For a flashing moment it occurred to Matt Silverman that this machine was somehow different to other robots he had interacted with. It certainly lacked the elegance of the infogals that he’d seen wandering around the Glasgow Science centre. The robots there, from a distance at least, were indistinguishable from real people, But as you got within a few metres you could see that the skin and hair belonged to a machine. And once you spoke to one of them the illusion of any sentience disappeared rapidly. He thought about what Quinn had said. He wondered what a world of living machines might be like. The robot that so pathetically struggled to step into the spacecraft looked so crude and makeshift. Like it had been hammered together from parts of other discarded
robots and machines. Yet, the way that this machine spoke was unlike any machine he had encountered before. Also, its actions in trying to negotiate the step seemed almost… human.
“Let me help,” Silverman stepped forward to grasp the strange machine’s arm. The outer covering of Cass’s arm was an almost transparent coating, like some kind of very thin plastic. When Silverman touched it he realised that it was a cool and flexible transparent metal. His hand would almost fit round it, so he gripped the arm with hesitance at first and then tightly when the robot’s eye squeaked into place to examine him.
“Thank you,” It said, “My legs don’t seem to be working as well as they should.”
“I know exactly what you mean,” Quinn said with a crazy chirpiness as he took the robot’s other arm, “It happens to us all at times.”

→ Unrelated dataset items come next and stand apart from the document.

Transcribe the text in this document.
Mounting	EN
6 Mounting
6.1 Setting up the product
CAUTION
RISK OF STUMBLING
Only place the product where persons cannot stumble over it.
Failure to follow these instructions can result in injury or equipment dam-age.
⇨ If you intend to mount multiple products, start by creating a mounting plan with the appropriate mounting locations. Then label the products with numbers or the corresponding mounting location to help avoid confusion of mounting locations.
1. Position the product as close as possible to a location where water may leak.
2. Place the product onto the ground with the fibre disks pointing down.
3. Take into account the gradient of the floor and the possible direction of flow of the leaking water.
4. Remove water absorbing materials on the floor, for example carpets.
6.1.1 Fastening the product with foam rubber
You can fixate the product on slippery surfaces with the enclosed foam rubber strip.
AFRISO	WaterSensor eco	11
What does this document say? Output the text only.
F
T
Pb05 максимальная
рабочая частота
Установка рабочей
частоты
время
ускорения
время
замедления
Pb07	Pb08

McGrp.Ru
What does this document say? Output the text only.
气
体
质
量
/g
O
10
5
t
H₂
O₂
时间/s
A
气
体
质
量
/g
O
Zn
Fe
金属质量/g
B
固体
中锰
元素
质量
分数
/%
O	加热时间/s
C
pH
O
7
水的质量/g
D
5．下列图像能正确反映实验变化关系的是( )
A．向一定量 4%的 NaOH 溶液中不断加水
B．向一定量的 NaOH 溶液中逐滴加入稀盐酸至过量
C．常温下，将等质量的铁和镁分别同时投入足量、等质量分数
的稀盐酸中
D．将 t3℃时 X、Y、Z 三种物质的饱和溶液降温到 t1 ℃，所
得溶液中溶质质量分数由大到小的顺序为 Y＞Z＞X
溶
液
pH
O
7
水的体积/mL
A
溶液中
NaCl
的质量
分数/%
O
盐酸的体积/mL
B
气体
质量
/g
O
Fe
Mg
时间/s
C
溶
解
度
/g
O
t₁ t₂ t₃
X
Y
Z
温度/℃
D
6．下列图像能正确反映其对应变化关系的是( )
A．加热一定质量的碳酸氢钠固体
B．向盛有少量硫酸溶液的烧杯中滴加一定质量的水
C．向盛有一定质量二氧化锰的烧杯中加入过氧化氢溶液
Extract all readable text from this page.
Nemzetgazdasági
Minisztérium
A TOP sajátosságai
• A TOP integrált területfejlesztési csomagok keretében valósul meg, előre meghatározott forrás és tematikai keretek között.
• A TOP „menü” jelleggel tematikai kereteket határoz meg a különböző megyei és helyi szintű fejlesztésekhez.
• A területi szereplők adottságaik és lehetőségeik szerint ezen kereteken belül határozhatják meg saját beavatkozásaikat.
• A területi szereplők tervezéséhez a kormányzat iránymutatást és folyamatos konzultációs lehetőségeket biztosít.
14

They helped the robot up the step. Cass Linn was heavy, but lighter than Silverman imagined. But the robot was cold to the touch and the strange metal surface was clammy and sticky. Matt realised that the top surface of the arm covering had been incinerated. There was some exposed circuitry near the exposed elbow joint and on the back of the metal hand. Just a small patch. It looked like there had once been more, but this was all that remained. Quinn seemed livelier. His eyes had the bright spark back, even though his face and shoulders was still covered in a thin dark sheen of blood. The old grey eyes had their mischief back and the confusion Matt had seen there was gone. He felt a wave of relief go through his body, like Quinn had somehow returned from some place he’d visited deep inside himself.
They moved surprisingly quick to get inside the ship. The distant screams gave Silverman and Quinn extra strength. Inside the ship, the smell was the first thing Silverman noticed. It was the clear and unmistakable stench of human excrement, strong and sickening to the extent that Matt almost emptied his stomach on the floor. He managed to fight the impulse. Then, as his eyes adjusted to the new bright blue light inside the small craft, the things he saw took the thought of vomiting out of his mind. The inside of the ship at first seemed to be one big compartment, but Matt quickly realised that there were several closed doorways that presumably led off to different rooms within the ship. But the room he was standing in now was definitely the largest chamber within the small ship. To Matt’s right there was a single chair that seemed moulded to the floor and made of the same dull blue grey hard rubber material as the interior hull of the ship. There was a big screen – almost the same size as the wall it was mounted on and at least three metres from corner to corner. The screen showed digital interference – a result of its not being connected or configured correctly. Someone was slouched in the chair, motionless and dead. Silverman knew this had to be the source of the smell. The robot was wobbling towards the front of the room as Quinn moved ahead of it. Quinn was stopped by the machine’s right arm which raised like a barricade to prevent him passing.